The Krone newspaper reports that the motion was submitted by councillor Peter Terzer, of the right-wing Freedom Party.
Mayor Albert Pitterle confirmed that from now on, swimmers will be required to wear appropriate swimwear in the water, that meet sanitary standards. He said no particular incident had prompted the ban, and that actually the bathing rules requiring appropriate swimwear had been in place “for decades”.
Terzer told a local newspaper that he was pleased the burkini ban had been adopted and that a text had been formulated which ensures that “no one wearing a burkini can enter the pool”.
In addition to the dress code, the council also discussed the potential for sexual assaults in the swimming pool, with Terzer expressing concerns that better security was needed. However, the mayor said the lifeguards were trained to look out for swimmers' personal safety and that there had never been any incidents of sexual assault at the pool.

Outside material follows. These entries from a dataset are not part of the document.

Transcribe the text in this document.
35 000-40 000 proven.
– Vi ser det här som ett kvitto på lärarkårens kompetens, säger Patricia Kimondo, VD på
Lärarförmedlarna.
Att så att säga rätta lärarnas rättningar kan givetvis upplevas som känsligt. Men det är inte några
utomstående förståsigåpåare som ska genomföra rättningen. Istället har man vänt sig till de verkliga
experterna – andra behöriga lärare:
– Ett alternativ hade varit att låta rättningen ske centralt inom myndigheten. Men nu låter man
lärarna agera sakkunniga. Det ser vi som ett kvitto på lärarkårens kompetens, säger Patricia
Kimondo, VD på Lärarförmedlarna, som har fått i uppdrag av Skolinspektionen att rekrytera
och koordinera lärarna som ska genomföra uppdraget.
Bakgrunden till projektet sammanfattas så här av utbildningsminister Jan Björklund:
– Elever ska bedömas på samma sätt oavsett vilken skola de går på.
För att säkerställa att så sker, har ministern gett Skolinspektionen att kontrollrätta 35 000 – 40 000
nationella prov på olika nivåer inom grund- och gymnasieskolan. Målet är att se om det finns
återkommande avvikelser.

A sexual assault was recently reported at a swimming pool in the town of Mistelbach, around 60 miles north of Vienna. After the incident local authorities placed a temporary ban on asylum seekers entering the pool, until it had increased security measures.
A swimming pool in Basel, Switzerland, recently banned looser styles of burkinis - saying it was hard to distinguish them from street clothes.
Earlier this year, the British department store chain Marks & Spencer launched its own burkini line in Europe to appeal to the growing “Islamic fashion” market, combining modern design with Muslim principles of modesty.